Taiwan's high court has begun hearings on the main opposition party's petition for a recount in the island's presidential elections last month.
The first day of hearings Friday ended with the Taiwanese High Court giving lawyers for President Chen Shui-bian and challenger Lien Chan five days to work on their cases. The two sides are to work out procedures and methods for a recount of the votes.
Lawyers for Mr. Lien, the head of the Nationalist Party, or KMT, had filed a lawsuit asking the court to annul the election results, which showed President Chen as the winner by a mere 30,000 votes.
"We are contesting the result because we think it's a highly unfair election," said Su Chi, a KMT party spokesman. "There were many vote irregularities during the election process."
President Chen has consented to a recount, but the two parties disagree on how it should be carried out and who should pay for it. Lawyers for Mr. Chen's Democratic Progressive Party say the recount could end up costing millions of dollars.
KMT attorneys say the alleged irregularities include a suspiciously large number of invalid ballots.

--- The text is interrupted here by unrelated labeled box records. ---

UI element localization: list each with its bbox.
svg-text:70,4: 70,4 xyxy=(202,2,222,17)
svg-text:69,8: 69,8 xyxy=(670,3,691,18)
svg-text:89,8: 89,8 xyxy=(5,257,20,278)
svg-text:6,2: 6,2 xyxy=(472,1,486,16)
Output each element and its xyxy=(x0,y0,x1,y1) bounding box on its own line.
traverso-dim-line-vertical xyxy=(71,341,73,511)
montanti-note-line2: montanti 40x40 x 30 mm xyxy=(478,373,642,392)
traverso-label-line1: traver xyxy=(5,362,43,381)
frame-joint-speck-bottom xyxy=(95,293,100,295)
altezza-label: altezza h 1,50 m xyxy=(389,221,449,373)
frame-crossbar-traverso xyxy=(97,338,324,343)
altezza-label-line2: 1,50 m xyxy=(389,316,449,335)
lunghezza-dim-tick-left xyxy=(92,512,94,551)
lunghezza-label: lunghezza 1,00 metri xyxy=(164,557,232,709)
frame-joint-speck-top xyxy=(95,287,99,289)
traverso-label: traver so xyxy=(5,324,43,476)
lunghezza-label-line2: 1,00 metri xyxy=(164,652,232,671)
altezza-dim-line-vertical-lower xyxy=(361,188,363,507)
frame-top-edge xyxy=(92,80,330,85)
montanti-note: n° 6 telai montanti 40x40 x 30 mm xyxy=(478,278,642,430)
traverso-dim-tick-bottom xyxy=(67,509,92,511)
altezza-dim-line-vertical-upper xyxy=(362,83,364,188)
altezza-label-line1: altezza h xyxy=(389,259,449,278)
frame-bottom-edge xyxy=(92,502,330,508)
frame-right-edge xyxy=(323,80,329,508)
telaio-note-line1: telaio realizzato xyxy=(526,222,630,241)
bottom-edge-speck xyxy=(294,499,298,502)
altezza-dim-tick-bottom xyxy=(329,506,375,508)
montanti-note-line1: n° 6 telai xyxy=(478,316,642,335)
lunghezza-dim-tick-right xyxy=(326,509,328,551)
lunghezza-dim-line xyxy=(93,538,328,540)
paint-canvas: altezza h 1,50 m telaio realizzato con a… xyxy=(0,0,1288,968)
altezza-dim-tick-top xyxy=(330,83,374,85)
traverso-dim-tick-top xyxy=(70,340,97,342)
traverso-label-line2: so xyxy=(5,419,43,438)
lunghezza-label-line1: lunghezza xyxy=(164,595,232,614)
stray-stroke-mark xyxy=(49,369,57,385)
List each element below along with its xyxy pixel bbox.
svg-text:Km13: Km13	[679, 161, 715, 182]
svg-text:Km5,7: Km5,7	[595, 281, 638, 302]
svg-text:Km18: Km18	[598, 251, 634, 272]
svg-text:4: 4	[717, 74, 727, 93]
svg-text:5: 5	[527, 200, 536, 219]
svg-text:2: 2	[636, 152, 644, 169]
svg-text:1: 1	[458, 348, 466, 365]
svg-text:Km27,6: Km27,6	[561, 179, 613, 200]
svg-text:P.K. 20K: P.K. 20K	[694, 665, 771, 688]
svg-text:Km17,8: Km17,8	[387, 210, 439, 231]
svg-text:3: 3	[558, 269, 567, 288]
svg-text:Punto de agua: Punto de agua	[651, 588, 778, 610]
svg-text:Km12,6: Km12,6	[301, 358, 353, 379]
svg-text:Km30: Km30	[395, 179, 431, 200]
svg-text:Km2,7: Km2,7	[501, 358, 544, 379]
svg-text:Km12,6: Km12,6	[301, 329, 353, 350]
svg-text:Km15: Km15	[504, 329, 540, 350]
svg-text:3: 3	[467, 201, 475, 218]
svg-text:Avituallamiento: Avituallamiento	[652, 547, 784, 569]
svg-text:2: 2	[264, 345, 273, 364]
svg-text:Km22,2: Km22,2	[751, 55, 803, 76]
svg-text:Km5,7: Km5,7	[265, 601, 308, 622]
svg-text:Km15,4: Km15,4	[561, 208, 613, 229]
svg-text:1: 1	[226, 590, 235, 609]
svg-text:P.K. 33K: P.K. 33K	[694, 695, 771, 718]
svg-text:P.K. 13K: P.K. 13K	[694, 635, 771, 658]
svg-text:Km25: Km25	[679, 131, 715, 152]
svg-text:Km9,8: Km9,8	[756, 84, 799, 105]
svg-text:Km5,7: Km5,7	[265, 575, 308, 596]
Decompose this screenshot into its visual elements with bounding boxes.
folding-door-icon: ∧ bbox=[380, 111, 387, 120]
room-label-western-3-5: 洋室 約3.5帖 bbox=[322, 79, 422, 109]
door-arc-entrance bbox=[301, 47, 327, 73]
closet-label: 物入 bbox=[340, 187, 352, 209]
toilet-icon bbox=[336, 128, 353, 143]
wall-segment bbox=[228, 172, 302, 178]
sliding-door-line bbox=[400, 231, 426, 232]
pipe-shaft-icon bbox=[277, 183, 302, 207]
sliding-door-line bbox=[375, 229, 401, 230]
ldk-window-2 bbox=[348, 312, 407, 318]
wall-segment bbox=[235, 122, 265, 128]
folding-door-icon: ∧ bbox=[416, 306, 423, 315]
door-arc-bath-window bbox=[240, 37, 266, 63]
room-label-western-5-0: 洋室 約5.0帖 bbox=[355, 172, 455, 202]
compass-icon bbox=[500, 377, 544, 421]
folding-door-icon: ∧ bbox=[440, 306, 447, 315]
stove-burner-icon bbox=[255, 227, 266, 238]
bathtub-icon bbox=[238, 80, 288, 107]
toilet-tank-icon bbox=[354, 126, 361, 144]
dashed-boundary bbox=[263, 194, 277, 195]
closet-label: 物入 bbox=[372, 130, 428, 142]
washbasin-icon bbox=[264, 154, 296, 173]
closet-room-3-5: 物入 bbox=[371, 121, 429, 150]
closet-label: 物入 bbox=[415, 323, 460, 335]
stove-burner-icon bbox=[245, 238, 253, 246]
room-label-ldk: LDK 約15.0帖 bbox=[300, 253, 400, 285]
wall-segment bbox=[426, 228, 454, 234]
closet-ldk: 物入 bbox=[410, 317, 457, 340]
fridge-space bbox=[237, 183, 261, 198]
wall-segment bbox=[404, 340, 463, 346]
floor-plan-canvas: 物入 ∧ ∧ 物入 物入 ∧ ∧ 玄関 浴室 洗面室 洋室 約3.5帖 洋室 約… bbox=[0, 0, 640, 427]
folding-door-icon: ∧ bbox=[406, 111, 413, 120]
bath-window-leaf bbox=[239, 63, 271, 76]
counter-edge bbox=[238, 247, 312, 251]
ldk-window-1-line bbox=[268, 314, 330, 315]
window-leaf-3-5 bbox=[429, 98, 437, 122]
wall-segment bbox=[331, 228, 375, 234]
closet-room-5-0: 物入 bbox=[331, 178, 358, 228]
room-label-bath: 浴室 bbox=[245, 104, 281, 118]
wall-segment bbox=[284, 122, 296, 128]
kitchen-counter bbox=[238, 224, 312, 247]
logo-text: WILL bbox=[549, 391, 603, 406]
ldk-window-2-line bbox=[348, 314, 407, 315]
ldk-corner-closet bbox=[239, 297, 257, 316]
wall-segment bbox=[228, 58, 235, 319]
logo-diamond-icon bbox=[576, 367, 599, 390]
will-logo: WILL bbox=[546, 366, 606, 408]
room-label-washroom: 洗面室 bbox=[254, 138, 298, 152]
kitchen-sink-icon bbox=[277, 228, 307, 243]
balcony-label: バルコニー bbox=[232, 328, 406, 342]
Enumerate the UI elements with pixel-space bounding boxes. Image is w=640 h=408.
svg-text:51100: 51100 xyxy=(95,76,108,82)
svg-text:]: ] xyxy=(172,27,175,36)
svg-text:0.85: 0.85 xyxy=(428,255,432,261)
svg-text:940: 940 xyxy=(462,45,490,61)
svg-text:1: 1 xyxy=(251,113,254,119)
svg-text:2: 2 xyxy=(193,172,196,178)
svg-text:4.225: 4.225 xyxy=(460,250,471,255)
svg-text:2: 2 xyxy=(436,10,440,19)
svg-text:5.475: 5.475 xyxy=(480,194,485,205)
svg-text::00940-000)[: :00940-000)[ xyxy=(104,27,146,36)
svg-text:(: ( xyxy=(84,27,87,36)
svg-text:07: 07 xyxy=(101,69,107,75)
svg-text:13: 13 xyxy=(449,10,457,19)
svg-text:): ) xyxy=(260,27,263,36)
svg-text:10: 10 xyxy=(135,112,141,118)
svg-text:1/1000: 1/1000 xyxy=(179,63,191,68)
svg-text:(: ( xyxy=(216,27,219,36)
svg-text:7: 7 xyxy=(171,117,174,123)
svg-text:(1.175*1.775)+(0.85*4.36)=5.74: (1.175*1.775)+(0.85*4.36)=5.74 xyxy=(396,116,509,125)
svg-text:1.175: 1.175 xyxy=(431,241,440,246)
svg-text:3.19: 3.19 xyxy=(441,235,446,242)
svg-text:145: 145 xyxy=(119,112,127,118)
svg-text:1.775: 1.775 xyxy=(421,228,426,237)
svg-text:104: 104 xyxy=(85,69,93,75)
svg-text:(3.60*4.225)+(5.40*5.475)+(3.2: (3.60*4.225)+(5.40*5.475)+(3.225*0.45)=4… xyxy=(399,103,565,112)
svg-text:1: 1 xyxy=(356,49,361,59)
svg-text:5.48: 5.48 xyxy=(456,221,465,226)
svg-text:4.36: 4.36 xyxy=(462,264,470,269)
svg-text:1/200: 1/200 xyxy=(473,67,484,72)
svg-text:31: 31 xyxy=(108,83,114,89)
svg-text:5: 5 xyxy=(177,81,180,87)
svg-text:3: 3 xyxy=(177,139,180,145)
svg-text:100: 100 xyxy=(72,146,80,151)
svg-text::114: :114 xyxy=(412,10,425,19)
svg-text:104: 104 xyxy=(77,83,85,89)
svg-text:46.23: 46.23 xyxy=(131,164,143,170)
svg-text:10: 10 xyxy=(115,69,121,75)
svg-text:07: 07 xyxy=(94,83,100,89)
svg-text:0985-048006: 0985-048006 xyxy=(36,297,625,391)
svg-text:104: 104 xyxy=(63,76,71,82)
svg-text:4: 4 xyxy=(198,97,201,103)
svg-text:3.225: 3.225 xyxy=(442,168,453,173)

Attorneys for Mr. Lien's party say only the invalid ballots and those cast for Mr. Chen should be recounted, in order to save money.
The president's party is demanding a full recount.
The election dispute triggered protests in Taiwan by Lien supporters, who demonstrated for days in front of the presidential palace in Taipei.
Officials in China, which considers the self-governed island a part of its territory, have been watching the events closely. Chinese officials strongly oppose Mr. Chen, fearing that his party may be pushing the island closer to declaring formal independence.